Barb Jungr - live at Metropolitan Room, NY - Wolf Entertainment Guide

Singer Barb Jungr's reputation continues to grow, as evidenced by her hot new show at the Metropolitan Room (eight performances between Sept. 4-20, 2008). This time around her theme is "I Got Life: A Hymn to Nina Simone." Most, but not all of the numbers, are songs that were sung by Simone, but Jungr is not one for impersonations. She makes each number decidedly her own.

There is also a charm factor at work. Jungr wraps her songs with anecdotes that define them, and this enables her to establish a remarkable rapport with her audience. When she successfully delivers a number it solidifies the connection. Her anecdotes get an abundance of knowing laughter, and, for example, she'll take time to build carefully to a punch line such as twitting Barry Manilow.

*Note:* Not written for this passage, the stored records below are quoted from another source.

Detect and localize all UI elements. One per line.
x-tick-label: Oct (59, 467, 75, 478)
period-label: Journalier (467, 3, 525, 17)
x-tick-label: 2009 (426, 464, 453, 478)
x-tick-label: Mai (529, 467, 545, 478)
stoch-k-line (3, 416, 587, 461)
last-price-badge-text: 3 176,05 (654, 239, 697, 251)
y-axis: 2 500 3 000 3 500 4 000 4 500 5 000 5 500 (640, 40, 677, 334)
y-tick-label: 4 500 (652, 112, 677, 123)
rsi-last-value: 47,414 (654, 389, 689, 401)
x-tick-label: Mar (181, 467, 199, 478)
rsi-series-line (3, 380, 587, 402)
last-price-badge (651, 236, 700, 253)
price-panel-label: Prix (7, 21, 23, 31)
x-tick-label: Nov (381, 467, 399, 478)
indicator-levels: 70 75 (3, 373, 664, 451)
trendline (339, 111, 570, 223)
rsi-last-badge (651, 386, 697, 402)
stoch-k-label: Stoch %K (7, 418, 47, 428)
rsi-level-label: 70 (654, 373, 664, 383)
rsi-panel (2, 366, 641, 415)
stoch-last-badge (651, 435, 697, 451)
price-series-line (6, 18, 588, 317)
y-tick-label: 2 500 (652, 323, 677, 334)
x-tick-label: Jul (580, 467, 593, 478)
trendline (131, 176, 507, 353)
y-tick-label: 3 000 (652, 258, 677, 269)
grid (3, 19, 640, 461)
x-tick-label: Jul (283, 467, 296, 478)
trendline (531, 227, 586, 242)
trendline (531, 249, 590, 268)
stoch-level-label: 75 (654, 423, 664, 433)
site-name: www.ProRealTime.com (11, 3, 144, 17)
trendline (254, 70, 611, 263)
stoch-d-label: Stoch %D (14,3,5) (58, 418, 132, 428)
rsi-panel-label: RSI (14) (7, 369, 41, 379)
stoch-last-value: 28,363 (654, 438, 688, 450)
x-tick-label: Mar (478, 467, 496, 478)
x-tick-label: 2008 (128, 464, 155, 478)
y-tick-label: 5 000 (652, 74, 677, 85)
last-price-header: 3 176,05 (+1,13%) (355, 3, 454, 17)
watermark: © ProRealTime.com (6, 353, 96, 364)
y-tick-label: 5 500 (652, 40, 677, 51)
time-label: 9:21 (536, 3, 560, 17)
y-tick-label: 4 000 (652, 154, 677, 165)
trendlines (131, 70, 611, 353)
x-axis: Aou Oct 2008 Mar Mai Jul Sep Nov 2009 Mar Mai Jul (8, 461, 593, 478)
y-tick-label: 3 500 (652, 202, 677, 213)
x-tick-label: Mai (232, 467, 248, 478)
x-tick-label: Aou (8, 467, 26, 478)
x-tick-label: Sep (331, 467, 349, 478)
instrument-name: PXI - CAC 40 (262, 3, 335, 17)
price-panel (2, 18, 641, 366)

Jungr jokes about her choice of melancholy works, but some of these achieve her most delicate expression. Her rendition of Chip Taylor's "Angel of the Morning" is mesmerizing. She shows her range with Van McCoy's "Break Down and Let It All Hang Out," starting with a plaintive cry and exploding into a show of strength.

I liked her moody offering of James H. Shelton's "Lilac Wine," followed by the softly sexy rendition of Bob Dylan's "I'll be Your Baby Tonight," for which her superb pianist Charles Giordano switched to an accordion accompaniment. He used the accordion again when Jungr effectively interpreted "Chansons des Vieux Amants" by Jacques Brel and Gérard Jouannest.

One particular delight was her imagining the setting for Dylan's "The Man in the Long Black Coat" as a situation in which a young village girl would toss all caution to the winds and take off with such a guy when he appeared. When she sang, there was an extra edge as a result of the introduction.

An example of how Jungr can make songs her own was further illustrated by how she handled numbers form "Hair." She took "Ain't Got No" and "I Got Life" and sung them in a bravura manner different from any way I'd heard them performed before.

When she got to "Feeling Good" (by Leslie Bricusse and Anthony Newley) in her repertoire, she worked up to a stunning crescendo, continuing to sing and gesture as she dramatically walked away from the stage through the applauding audience. Here again, she had given the song a special meaning with an introduction talking about concern for the environment.

Not enough can be said about how gently melodic her voice can be, in contrast to the robust quality she can achieve when she wishes to open up full force. Jungr has been a knockout before, but she is particularly accomplished in her current stint.